When in March 2013 the Eurogroup decided to scalp the deposits in Cypriot banks, the then prime minister of Greece Antonis Samaras, did not oppose this harsh measure. On the contrary, he supported it and ensured that the possible spread of the systemic risk to the Greek financial sector was isolated. And as we all know, the Bank of Piraeus bought the Greek operations of the Cypriot banks with an immediate profit (and equivalent loss for the Cypriot banks) in the region of €3.5 billion.
DIKO leader Nicolas Papadopoulos refers to this transfer of assets as “theft” and blames ECB chief Mario Draghi (as we all witnessed during the latter’s recent visit to Cyprus).

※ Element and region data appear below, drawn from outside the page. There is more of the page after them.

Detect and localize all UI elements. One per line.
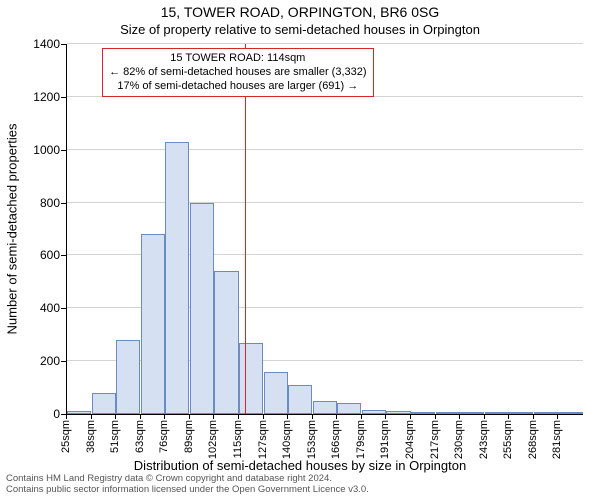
histogram-bar (214, 271, 238, 414)
histogram-bar (436, 412, 460, 414)
x-tick-label: 127sqm (257, 420, 269, 459)
x-tick-label: 230sqm (453, 420, 465, 459)
marker-line (245, 44, 246, 414)
x-tick-label: 115sqm (232, 420, 244, 458)
x-tick-mark (312, 414, 313, 419)
callout-line: ← 82% of semi-detached houses are smalle… (109, 66, 366, 80)
x-tick-label: 166sqm (330, 420, 342, 459)
gridline (67, 202, 583, 203)
gridline (67, 149, 583, 150)
chart-canvas: 15, TOWER ROAD, ORPINGTON, BR6 0SG Size … (0, 0, 600, 500)
marker-callout: 15 TOWER ROAD: 114sqm← 82% of semi-detac… (102, 48, 373, 97)
x-tick-label: 204sqm (404, 420, 416, 459)
x-tick-label: 76sqm (158, 420, 170, 453)
histogram-bar (362, 410, 386, 414)
attribution-line: Contains public sector information licen… (6, 485, 369, 496)
y-tick-mark (61, 150, 66, 151)
x-tick-mark (435, 414, 436, 419)
x-tick-mark (115, 414, 116, 419)
y-tick-mark (61, 308, 66, 309)
histogram-bar (337, 403, 361, 414)
y-tick-label: 800 (0, 196, 60, 210)
histogram-bar (190, 203, 214, 414)
callout-line: 15 TOWER ROAD: 114sqm (109, 52, 366, 66)
x-axis-label: Distribution of semi-detached houses by … (0, 458, 600, 473)
x-tick-mark (484, 414, 485, 419)
x-tick-label: 179sqm (355, 420, 367, 459)
x-tick-mark (140, 414, 141, 419)
x-tick-mark (66, 414, 67, 419)
x-tick-mark (557, 414, 558, 419)
x-tick-mark (508, 414, 509, 419)
x-tick-label: 25sqm (60, 420, 72, 453)
x-tick-mark (213, 414, 214, 419)
y-tick-mark (61, 97, 66, 98)
x-tick-label: 51sqm (109, 420, 121, 453)
histogram-bar (264, 372, 288, 414)
x-tick-label: 89sqm (183, 420, 195, 453)
histogram-bar (386, 411, 410, 414)
histogram-bar (313, 401, 337, 414)
histogram-bar (485, 412, 509, 414)
histogram-bar (116, 340, 140, 414)
x-tick-mark (164, 414, 165, 419)
x-tick-label: 255sqm (502, 420, 514, 459)
y-tick-label: 400 (0, 301, 60, 315)
histogram-bar (460, 412, 484, 414)
x-tick-mark (459, 414, 460, 419)
x-tick-label: 38sqm (85, 420, 97, 453)
chart-subtitle: Size of property relative to semi-detach… (0, 22, 600, 37)
histogram-bar (92, 393, 116, 414)
x-tick-label: 191sqm (379, 420, 391, 459)
x-tick-label: 268sqm (527, 420, 539, 459)
attribution-text: Contains HM Land Registry data © Crown c… (6, 474, 369, 496)
x-tick-mark (336, 414, 337, 419)
x-tick-label: 63sqm (134, 420, 146, 453)
gridline (67, 43, 583, 44)
x-tick-label: 102sqm (207, 420, 219, 459)
y-tick-label: 0 (0, 407, 60, 421)
y-tick-mark (61, 361, 66, 362)
y-tick-label: 600 (0, 248, 60, 262)
x-tick-mark (189, 414, 190, 419)
x-tick-label: 281sqm (551, 420, 563, 459)
x-tick-mark (263, 414, 264, 419)
histogram-bar (239, 343, 263, 414)
x-tick-mark (361, 414, 362, 419)
histogram-bar (288, 385, 312, 414)
y-tick-mark (61, 255, 66, 256)
y-tick-mark (61, 203, 66, 204)
histogram-bar (141, 234, 165, 414)
x-tick-mark (238, 414, 239, 419)
plot-area (66, 44, 583, 415)
x-tick-mark (533, 414, 534, 419)
x-tick-label: 243sqm (478, 420, 490, 459)
callout-line: 17% of semi-detached houses are larger (… (109, 80, 366, 94)
x-tick-label: 217sqm (429, 420, 441, 459)
y-tick-label: 1200 (0, 90, 60, 104)
histogram-bar (534, 412, 558, 414)
x-tick-label: 140sqm (281, 420, 293, 459)
histogram-bar (411, 412, 435, 414)
histogram-bar (558, 412, 582, 414)
x-tick-mark (287, 414, 288, 419)
y-tick-label: 1400 (0, 37, 60, 51)
y-tick-label: 200 (0, 354, 60, 368)
x-tick-mark (410, 414, 411, 419)
x-tick-mark (91, 414, 92, 419)
x-tick-label: 153sqm (306, 420, 318, 459)
histogram-bar (165, 142, 189, 414)
histogram-bar (509, 412, 533, 414)
y-tick-label: 1000 (0, 143, 60, 157)
x-tick-mark (385, 414, 386, 419)
y-tick-mark (61, 44, 66, 45)
histogram-bar (67, 411, 91, 414)
chart-title: 15, TOWER ROAD, ORPINGTON, BR6 0SG (0, 4, 600, 20)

Papadopoulos’ inferiority complex towards the Greeks clouds his mind and instead of attacking the real culprit – Samaras – he reserved his ire for a non-Greek.
The huge hole that was opened when the Laiki ship crashed into the reef and eventually sank had nothing to do with official Greece but with a handful of well-known Greeks. And this raises another big issue: why was HSBC’s application to take control of 50-plus per cent of Laiki in 2005 rejected? If it had been approved and allowed to go ahead economic Armageddon would have been averted.
The then governor of the Central Bank Christodoulos Christodoulou had stated that the buy-out negotiations collapsed over differences on the purchase price of the shares. Unfortunately, Christodoulou is not a reliable source since his mindset ran counter to the principles of the Central Bank he was serving. Christodoulou’s explanation is not convincing at all, especially as subsequently, Andreas Vgenopoulos bought almost the entire HSBC shareholding in Laiki. The conviction that these two occurrences were related is widespread among the Cypriot public and is also a subject of political debate.
I do not think bankers of other countries (apart from Greece’s) of dubious standing and reputation could have displaced, with unrivalled intrigue, a banking giant like HSBC and taken control of a systemic bank. On this point, we should all take our hats off to the Greek bankers. Compared to the Cypriots, the Greek bankers are go-getters par excellence. They are all upbeat in stark contrast to the Cypriot bankers who are on the whole solemn and of few words.
There is therefore no surprise that their gift of the gab, in combination with their intriguing promises, dazzles their Cypriot counterparts and instils an inferiority complex.
In the past I would take offence when Greeks referred to us as ‘hazokoumbari’ (dimwits), but the collapse of Laiki more than justifies this description. And to use football lingo, bearing in mind the three blows I described above, the Greeks crushed the hazokoumbari on the banking football pitch by a whopping 3-0.